For historians—especially intellectual historians who approach “understanding the American past by way of ideas and the people who made or were moved by them” in Jennifer Ratner-Rosenhagen’s words— Burning Down the House provides a welcome reminder that the “givens” of our world (libertarianism as incompatible with a more humanistic liberalism) are, in fact, anything but given.[1]

My first question for the author is what he would articulate as the most important payoff(s) of his book (empirical, methodological, or otherwise) for those of us who operate largely within the academy as academic historians, writing what are generally academic books. What do you most hope we take from your work?
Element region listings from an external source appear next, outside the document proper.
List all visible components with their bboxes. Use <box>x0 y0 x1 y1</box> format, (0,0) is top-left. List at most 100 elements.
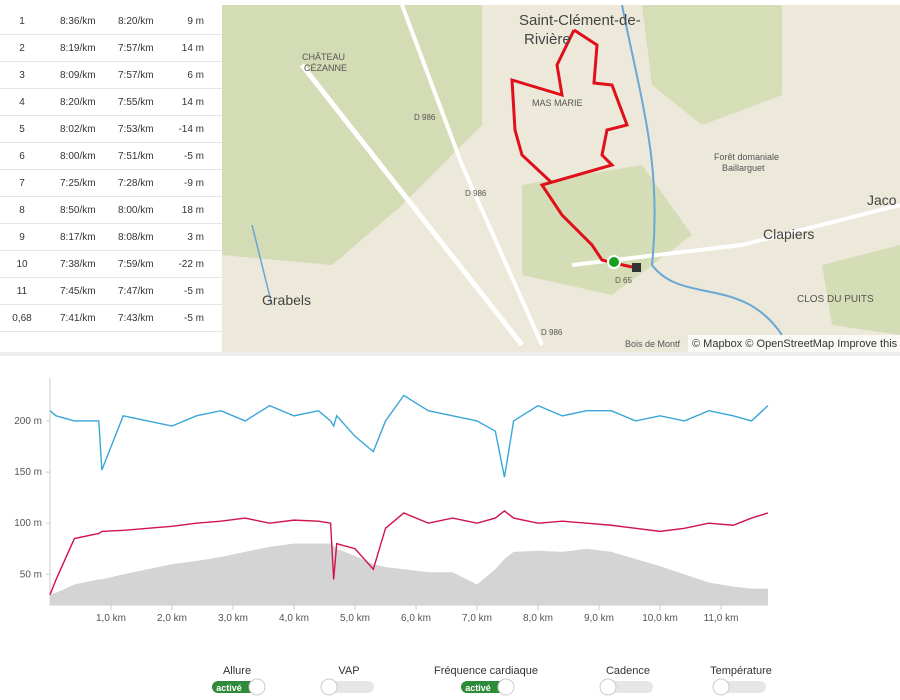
map-label: D 986 <box>414 113 436 122</box>
split-cell: 18 m <box>181 205 204 216</box>
x-tick-label: 3,0 km <box>218 613 248 624</box>
split-cell: 8:17/km <box>60 232 96 243</box>
split-cell: 7:28/km <box>118 178 154 189</box>
split-cell: 7:41/km <box>60 313 96 324</box>
split-cell: 8:09/km <box>60 70 96 81</box>
toggle-knob <box>248 678 266 696</box>
x-tick-label: 9,0 km <box>584 613 614 624</box>
toggle-label: Allure <box>223 665 251 677</box>
split-cell: 3 <box>19 70 25 81</box>
split-cell: 10 <box>16 259 28 270</box>
map-label: D 986 <box>541 328 563 337</box>
split-row: 2 8:19/km 7:57/km 14 m <box>0 35 222 62</box>
toggle-knob <box>497 678 515 696</box>
split-row: 11 7:45/km 7:47/km -5 m <box>0 278 222 305</box>
split-cell: 7:47/km <box>118 286 154 297</box>
split-cell: 0,68 <box>12 313 32 324</box>
map-label: Grabels <box>262 292 311 308</box>
split-cell: 8:20/km <box>60 97 96 108</box>
x-tick-label: 6,0 km <box>401 613 431 624</box>
elevation-area <box>50 543 768 605</box>
toggle-state: activé <box>465 683 491 693</box>
x-tick-label: 10,0 km <box>642 613 678 624</box>
split-cell: -9 m <box>184 178 204 189</box>
split-row: 3 8:09/km 7:57/km 6 m <box>0 62 222 89</box>
split-cell: 8:08/km <box>118 232 154 243</box>
x-tick-label: 11,0 km <box>704 613 739 624</box>
toggle[interactable]: Fréquence cardiaque activé <box>434 665 538 696</box>
map-label: Bois de Montf <box>625 339 681 349</box>
toggle-state: activé <box>216 683 242 693</box>
map-label: Baillarguet <box>722 163 765 173</box>
y-tick-label: 150 m <box>14 467 42 478</box>
toggle[interactable]: Allure activé <box>212 665 266 696</box>
split-cell: -14 m <box>178 124 204 135</box>
split-cell: 8:19/km <box>60 43 96 54</box>
split-row: 1 8:36/km 8:20/km 9 m <box>0 8 222 35</box>
map-attribution[interactable]: © Mapbox © OpenStreetMap Improve this <box>692 338 898 350</box>
map-label: MAS MARIE <box>532 98 583 108</box>
y-tick-label: 50 m <box>20 569 42 580</box>
split-cell: 2 <box>19 43 25 54</box>
split-cell: 7:53/km <box>118 124 154 135</box>
map-label: Rivière <box>524 31 571 48</box>
split-cell: -22 m <box>178 259 204 270</box>
toggle[interactable]: Cadence <box>599 665 653 696</box>
split-cell: 14 m <box>181 97 204 108</box>
split-cell: 6 m <box>187 70 204 81</box>
split-cell: 8 <box>19 205 25 216</box>
split-cell: 5 <box>19 124 25 135</box>
split-cell: 7:57/km <box>118 43 154 54</box>
split-cell: 8:00/km <box>60 151 96 162</box>
split-row: 5 8:02/km 7:53/km -14 m <box>0 116 222 143</box>
split-cell: 7:59/km <box>118 259 154 270</box>
split-cell: -5 m <box>184 151 204 162</box>
x-tick-label: 1,0 km <box>96 613 126 624</box>
toggle-label: Fréquence cardiaque <box>434 665 538 677</box>
split-row: 4 8:20/km 7:55/km 14 m <box>0 89 222 116</box>
toggle-knob <box>599 678 617 696</box>
split-cell: 8:02/km <box>60 124 96 135</box>
toggle-knob <box>320 678 338 696</box>
split-row: 10 7:38/km 7:59/km -22 m <box>0 251 222 278</box>
map-label: Forêt domaniale <box>714 152 779 162</box>
split-cell: 14 m <box>181 43 204 54</box>
map-label: Clapiers <box>763 226 814 242</box>
split-cell: 8:20/km <box>118 16 154 27</box>
toggle-label: VAP <box>338 665 359 677</box>
split-cell: 6 <box>19 151 25 162</box>
split-cell: 7:45/km <box>60 286 96 297</box>
x-tick-label: 8,0 km <box>523 613 553 624</box>
split-cell: 7:55/km <box>118 97 154 108</box>
splits-table: 1 8:36/km 8:20/km 9 m 2 8:19/km 7:57/km 14 m 3 8:… <box>0 8 222 332</box>
split-cell: 9 m <box>187 16 204 27</box>
map-label: Jaco <box>867 192 897 208</box>
map-label: CHÂTEAU <box>302 52 345 62</box>
split-cell: -5 m <box>184 286 204 297</box>
series-line <box>49 510 769 596</box>
split-cell: 7:43/km <box>118 313 154 324</box>
split-cell: 8:36/km <box>60 16 96 27</box>
map-label: D 986 <box>465 189 487 198</box>
split-cell: 8:50/km <box>60 205 96 216</box>
split-cell: 3 m <box>187 232 204 243</box>
split-cell: 7:38/km <box>60 259 96 270</box>
split-row: 8 8:50/km 8:00/km 18 m <box>0 197 222 224</box>
split-cell: 1 <box>19 16 25 27</box>
y-tick-label: 200 m <box>14 416 42 427</box>
y-tick-label: 100 m <box>14 518 42 529</box>
map-label: CLOS DU PUITS <box>797 294 874 305</box>
split-cell: 7 <box>19 178 25 189</box>
attribution-bg <box>688 335 900 352</box>
toggle[interactable]: VAP <box>320 665 374 696</box>
toggle[interactable]: Température <box>710 665 772 696</box>
toggle-label: Cadence <box>606 665 650 677</box>
toggle-label: Température <box>710 665 772 677</box>
split-cell: 4 <box>19 97 25 108</box>
series-line <box>49 394 769 478</box>
split-cell: 7:57/km <box>118 70 154 81</box>
split-row: 7 7:25/km 7:28/km -9 m <box>0 170 222 197</box>
split-row: 0,68 7:41/km 7:43/km -5 m <box>0 305 222 332</box>
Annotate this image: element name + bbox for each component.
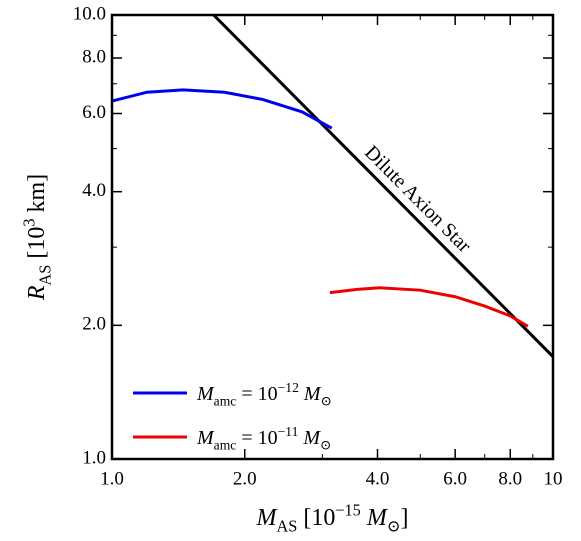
boundary-line <box>212 15 553 358</box>
x-tick-label: 4.0 <box>366 468 390 489</box>
y-axis-label-part: 3 <box>19 218 38 226</box>
x-axis-label-part: ⊙ <box>387 517 401 536</box>
y-tick-label: 10.0 <box>73 3 106 24</box>
x-tick-label: 2.0 <box>233 468 257 489</box>
annotation: Dilute Axion Star <box>360 141 475 257</box>
y-tick-label: 4.0 <box>82 180 106 201</box>
y-axis-label-part: AS <box>36 265 55 286</box>
legend-label-part: amc <box>214 394 237 409</box>
y-axis-label-part: R <box>24 285 50 301</box>
x-axis-label-part: M <box>255 505 278 531</box>
series-line <box>112 88 333 130</box>
y-axis-label-part: km] <box>24 174 50 219</box>
x-axis-label-part: [10 <box>297 505 335 531</box>
x-axis-label-part: M <box>361 505 389 531</box>
x-axis-label: MAS [10−15 M⊙] <box>255 500 408 535</box>
legend-label-part: M <box>299 383 322 405</box>
y-tick-label: 2.0 <box>82 314 106 335</box>
y-tick-label: 1.0 <box>82 447 106 468</box>
legend-label-part: = 10 <box>236 427 277 449</box>
plot-area <box>112 15 553 358</box>
legend-label-part: = 10 <box>236 383 277 405</box>
x-axis-label-part: AS <box>276 517 297 536</box>
legend-label-part: M <box>196 383 215 405</box>
x-tick-label: 10 <box>544 468 563 489</box>
y-axis-label: RAS [103 km] <box>19 174 54 301</box>
y-axis-label-part: [10 <box>24 227 50 265</box>
x-axis-label-part: −15 <box>335 500 361 519</box>
legend-label-part: ⊙ <box>320 438 331 453</box>
legend-label: Mamc = 10−12 M⊙ <box>196 380 332 409</box>
series-line <box>329 286 529 328</box>
legend-label-part: ⊙ <box>321 394 332 409</box>
frame <box>110 13 555 461</box>
legend-label-part: amc <box>214 438 237 453</box>
x-tick-label: 1.0 <box>100 468 124 489</box>
y-tick-label: 6.0 <box>82 102 106 123</box>
legend-label-part: M <box>196 427 215 449</box>
legend-label-part: −12 <box>278 380 299 395</box>
legend-label: Mamc = 10−11 M⊙ <box>196 424 331 453</box>
legend-label-part: M <box>298 427 321 449</box>
x-axis-label-part: ] <box>401 505 409 531</box>
y-tick-label: 8.0 <box>82 46 106 67</box>
x-tick-label: 6.0 <box>443 468 467 489</box>
legend-label-part: −11 <box>278 424 299 439</box>
x-tick-label: 8.0 <box>498 468 522 489</box>
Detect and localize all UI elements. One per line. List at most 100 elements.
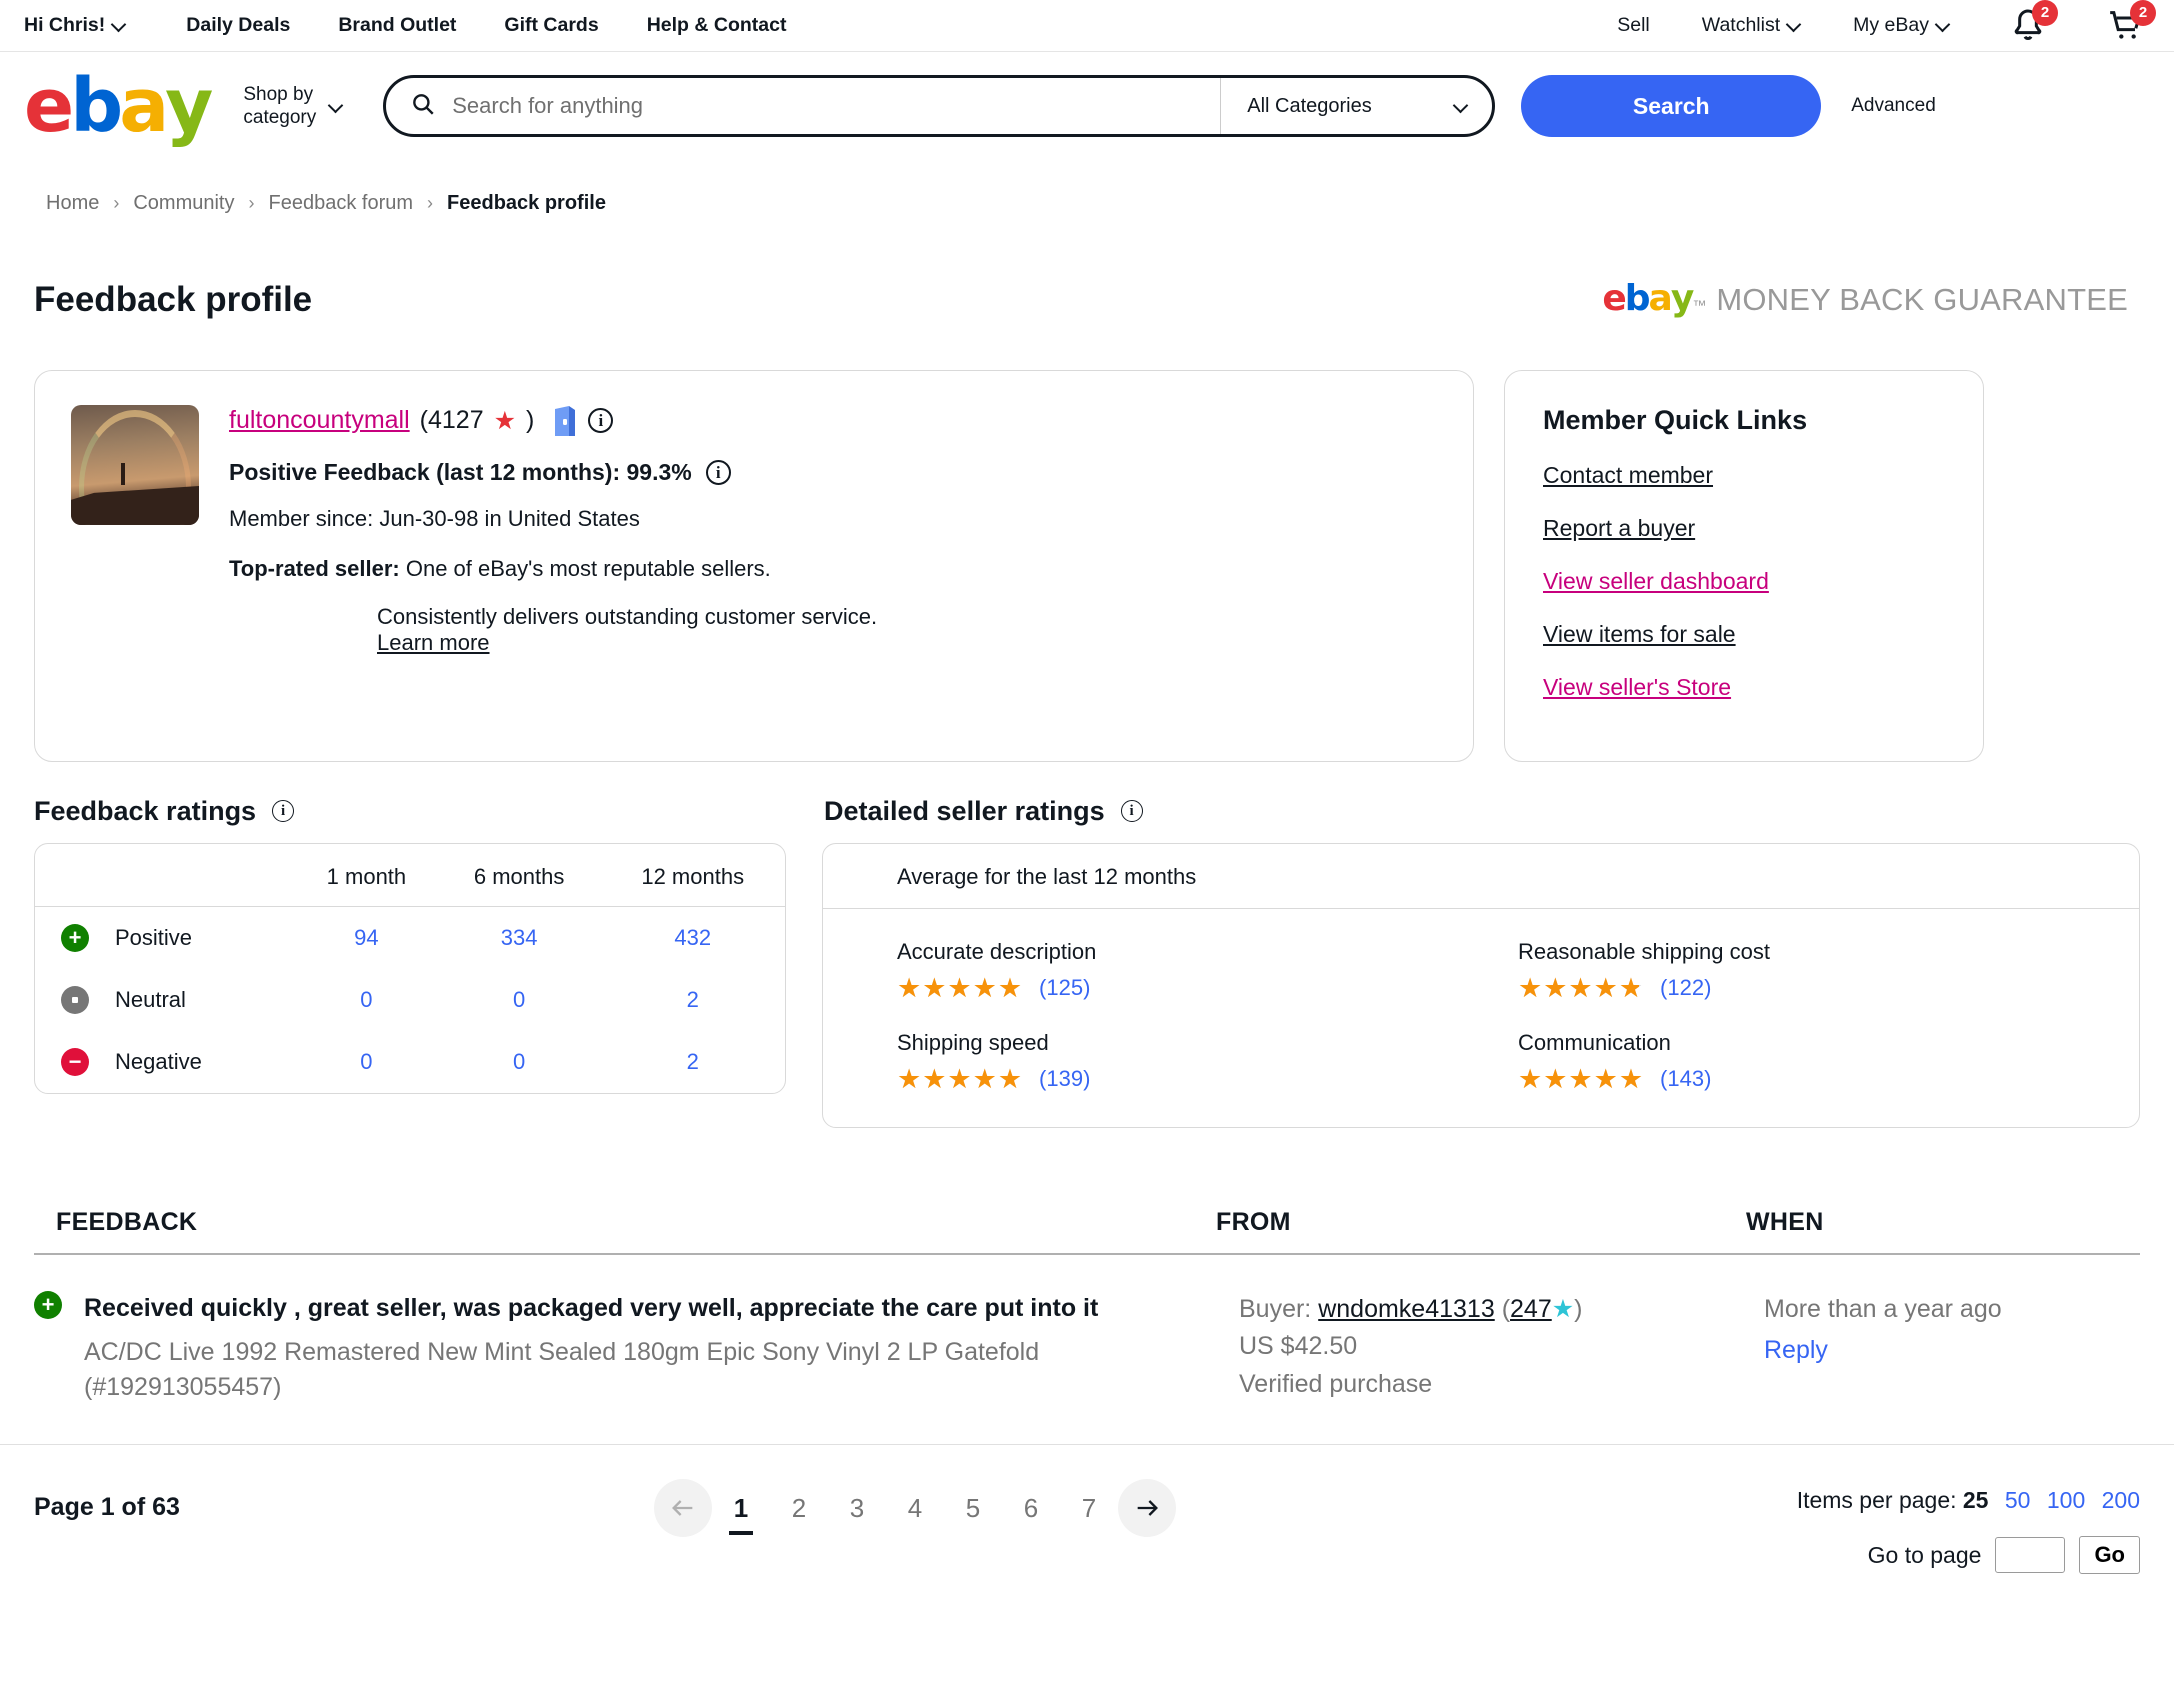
go-button[interactable]: Go	[2079, 1536, 2140, 1575]
dsr-count[interactable]: (125)	[1039, 975, 1091, 1001]
dsr-count[interactable]: (143)	[1660, 1066, 1712, 1092]
arrow-left-icon	[672, 1500, 693, 1517]
search-input[interactable]	[450, 78, 1221, 134]
go-to-page-input[interactable]	[1995, 1537, 2066, 1574]
advanced-search-link[interactable]: Advanced	[1851, 95, 1936, 116]
quick-link-report-a-buyer[interactable]: Report a buyer	[1543, 514, 1696, 541]
info-icon[interactable]: i	[705, 459, 731, 485]
reply-link[interactable]: Reply	[1764, 1336, 1828, 1365]
feedback-ratings-title: Feedback ratings	[34, 795, 257, 826]
header-from: FROM	[1216, 1207, 1291, 1236]
negative-12-months[interactable]: 2	[686, 1048, 699, 1074]
breadcrumb-item-community[interactable]: Community	[133, 192, 235, 214]
shop-by-category-button[interactable]: Shop by category	[243, 83, 343, 129]
quick-link-view-items-for-sale[interactable]: View items for sale	[1543, 620, 1736, 647]
nav-brand-outlet[interactable]: Brand Outlet	[338, 14, 457, 36]
category-select[interactable]: All Categories	[1220, 78, 1492, 134]
page-button-7[interactable]: 7	[1081, 1492, 1097, 1523]
neutral-12-months[interactable]: 2	[686, 986, 699, 1012]
table-row: Neutral 0 0 2	[35, 969, 785, 1031]
search-icon	[410, 91, 436, 122]
go-to-page-label: Go to page	[1867, 1541, 1982, 1568]
page-button-1[interactable]: 1	[712, 1479, 770, 1537]
pagination: Page 1 of 63 1 2 3 4 5 6 7 Items per pag…	[0, 1445, 2174, 1575]
verified-purchase-label: Verified purchase	[1239, 1369, 1433, 1398]
items-per-page-100[interactable]: 100	[2046, 1487, 2086, 1514]
star-rating: ★★★★★ ★★★★★	[1518, 1063, 1645, 1094]
quick-link-view-seller-dashboard[interactable]: View seller dashboard	[1543, 567, 1769, 594]
chevron-down-icon	[1788, 19, 1801, 32]
positive-icon: +	[34, 1290, 62, 1319]
breadcrumb-item-home[interactable]: Home	[46, 192, 100, 214]
account-greeting[interactable]: Hi Chris!	[24, 14, 126, 37]
dsr-label: Shipping speed	[897, 1029, 1049, 1055]
previous-page-button[interactable]	[654, 1479, 712, 1538]
topbar-left-links: Hi Chris! Daily Deals Brand Outlet Gift …	[24, 14, 834, 37]
items-per-page-selected[interactable]: 25	[1962, 1487, 1989, 1514]
star-rating: ★★★★★ ★★★★★	[897, 972, 1024, 1003]
quick-link-view-sellers-store[interactable]: View seller's Store	[1543, 673, 1732, 700]
positive-12-months[interactable]: 432	[674, 924, 712, 950]
dsr-count[interactable]: (122)	[1660, 975, 1712, 1001]
info-icon[interactable]: i	[272, 800, 295, 823]
nav-sell[interactable]: Sell	[1617, 14, 1650, 36]
store-door-icon	[555, 405, 576, 436]
nav-daily-deals[interactable]: Daily Deals	[186, 14, 291, 36]
positive-6-months[interactable]: 334	[500, 924, 538, 950]
row-label-neutral: Neutral	[115, 986, 186, 1012]
notifications-badge: 2	[2032, 0, 2058, 26]
positive-1-month[interactable]: 94	[354, 924, 379, 950]
top-rated-subtext: Consistently delivers outstanding custom…	[377, 603, 878, 629]
nav-help-contact[interactable]: Help & Contact	[646, 14, 787, 36]
page-button-6[interactable]: 6	[1023, 1492, 1039, 1523]
feedback-cell: + Received quickly , great seller, was p…	[34, 1290, 1239, 1405]
nav-my-ebay[interactable]: My eBay	[1853, 14, 1950, 37]
notifications-button[interactable]: 2	[2008, 0, 2058, 46]
breadcrumb-item-feedback-forum[interactable]: Feedback forum	[268, 192, 414, 214]
items-per-page-50[interactable]: 50	[2004, 1487, 2031, 1514]
chevron-down-icon	[1937, 19, 1950, 32]
chevron-right-icon: ›	[427, 193, 434, 213]
feedback-item-description[interactable]: AC/DC Live 1992 Remastered New Mint Seal…	[84, 1338, 1040, 1401]
info-icon[interactable]: i	[1120, 800, 1143, 823]
feedback-ratings-heading: Feedback ratings i	[34, 796, 824, 827]
nav-gift-cards[interactable]: Gift Cards	[504, 14, 599, 36]
page-button-3[interactable]: 3	[849, 1492, 865, 1523]
neutral-1-month[interactable]: 0	[360, 986, 373, 1012]
buyer-score-wrap: (247★)	[1501, 1294, 1583, 1323]
negative-1-month[interactable]: 0	[360, 1048, 373, 1074]
buyer-name-link[interactable]: wndomke41313	[1318, 1294, 1495, 1323]
items-per-page-200[interactable]: 200	[2101, 1487, 2140, 1514]
page-button-4[interactable]: 4	[907, 1492, 923, 1523]
feedback-table-header: FEEDBACK FROM WHEN	[34, 1162, 2140, 1255]
topbar-right-links: Sell Watchlist My eBay 2 2	[1565, 0, 2156, 46]
breadcrumb: Home › Community › Feedback forum › Feed…	[0, 160, 2174, 215]
ebay-store-badge-icon[interactable]	[552, 405, 578, 437]
dsr-count[interactable]: (139)	[1039, 1066, 1091, 1092]
negative-6-months[interactable]: 0	[513, 1048, 526, 1074]
col-6-months: 6 months	[437, 843, 601, 907]
page-button-5[interactable]: 5	[965, 1492, 981, 1523]
buyer-star-icon: ★	[1551, 1294, 1575, 1323]
cart-badge: 2	[2130, 0, 2156, 26]
chevron-down-icon	[1455, 100, 1468, 113]
neutral-6-months[interactable]: 0	[513, 986, 526, 1012]
buyer-score-link[interactable]: 247	[1510, 1294, 1552, 1323]
search-button[interactable]: Search	[1521, 75, 1822, 137]
top-utility-bar: Hi Chris! Daily Deals Brand Outlet Gift …	[0, 0, 2174, 52]
dsr-label: Communication	[1518, 1029, 1671, 1055]
negative-icon: −	[61, 1047, 89, 1076]
positive-icon: +	[61, 923, 89, 952]
next-page-button[interactable]	[1118, 1479, 1176, 1538]
search-input-group: All Categories	[383, 75, 1496, 137]
quick-link-contact-member[interactable]: Contact member	[1543, 461, 1714, 488]
page-button-2[interactable]: 2	[791, 1492, 807, 1523]
cart-button[interactable]: 2	[2106, 0, 2156, 46]
info-icon[interactable]: i	[588, 408, 614, 434]
learn-more-link[interactable]: Learn more	[377, 629, 490, 655]
nav-watchlist[interactable]: Watchlist	[1702, 14, 1801, 37]
detailed-seller-ratings-title: Detailed seller ratings	[824, 795, 1105, 826]
seller-name-link[interactable]: fultoncountymall	[229, 406, 410, 435]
My second question is how you—or your interlocutors—understand your work as a contribution to our understanding and practice of democracy in the United States today. Though democracy is clearly related to the topics you discuss, it always seems to remain in the background, rarely taking center stage in what you’ve written (for most sustained discussion see, e.g., p. 49 and 61). As I read, however, I was continually reminded of a line from Jim Kloppenberg’s Reading Obama: “Democracy,” Kloppenberg writes, “in a pluralist culture means coaxing a common good to emerge from the clash of competing individual interests.”[2] What might your story of “how libertarian philosophy was corrupted by delusion and greed” have to offer us here? What might it tell us about the past, present, and future of American democracy?

Claire Rydell Arcenas is an associate professor of history at the University of Montana. She is the author of America’s Philosopher: John Locke in American Intellectual Life (Chicago, 2022).

Notes

[1] Jennifer Ratner-Rosenhagen, American Intellectual History: A Very Short Introduction (Oxford, 2021), 1.

[2] James T. Kloppenberg, Reading Obama: Dreams, Hope, and the American Political Tradition (Princeton, 2012), xxxvi.